Many pathogens infect humans by binding to glycans on tissues. PACDB (Pathogen Adherence to Carbohydrate Database, https://acgg.asia/db/diseases/pacdb, Solovieva et al. 2017) has collected information on the glycan-binding profiles of bacteria, fungi, toxins, and viruses. Here we introduce the features of this database. *PACDB can also be accessed not only from the ACGG website, but also from the websites of the Japan Consortium for Glycobiology and Glycotechnology (JCGG) and GlyCosmos Portal.

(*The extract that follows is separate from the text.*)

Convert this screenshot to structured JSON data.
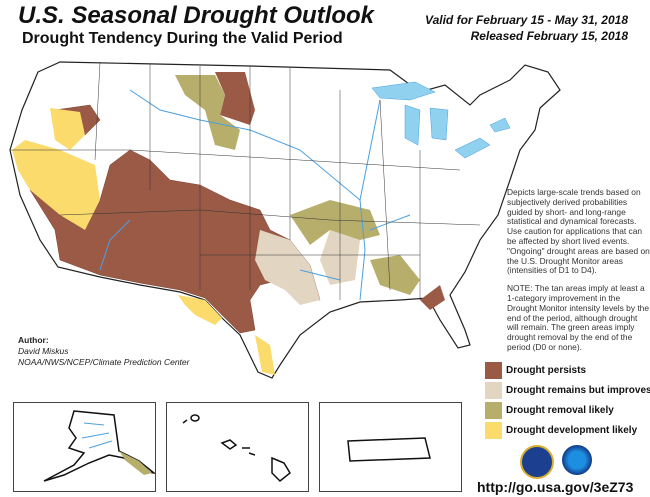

On the top page of the PACDB, 446 microorganisms are listed in alphabetical order (Figure 10). By text search using keywords, or by a faceted search, you can narrow down the list of microorganisms according to your purpose. Items selected for this narrowing down process include Disease Classifications, Diseases, Species, Target Sources, Microbial Glycan-Binding Proteins, Pathogen Adherence Molecules Types, Glycans and Glycoconjugates Types, Monosaccharides, and Glycoepitopes, Structural Features of Carbohydrate Ligands.
Selection of a microorganism name takes you to a page listing glycan structures to which the microorganism binds (Figure 11). Figure 11 gives the example of the Helicobacter pylori page, which lists 60 types of glycan-microorganism binding. By selecting the glycan structure (Glycans and Glycoconjugates Types, Monosaccharides, Glycoepitopes, Structural Features of Carbohydrate Ligands), the number of ligands can be narrowed down from the 60-ligand list. The PACDB displays models of glycan structures commonly listed in the ACGG-DB, which helps to visually understand the structures of glycans widely used as ligands by microorganisms. The page also provides information on epitopes or links to the JCGG-STR glycan structure database; you can check lectin affinity of binding to other receptors at the JCGG-STR site.
Recent studies have revealed that the glycans change upon malignant transformation, but the effect mostly remains to be elucidated. Whole-genome sequences of patients with a variety of genetic disorders are also being revealed, and more and more glycogenes responsible for these diseases are being identified. In addition, data on the ligands (glycans) and receptors (lectins) of infectious microorganisms and host cells continue to be accumulated. We are now trying to add data to the databases introduced in this article such as the GlyCosmos Pathways database, GDGDB, and PACDB, and develop cross-sectional use with other databases explained in this series.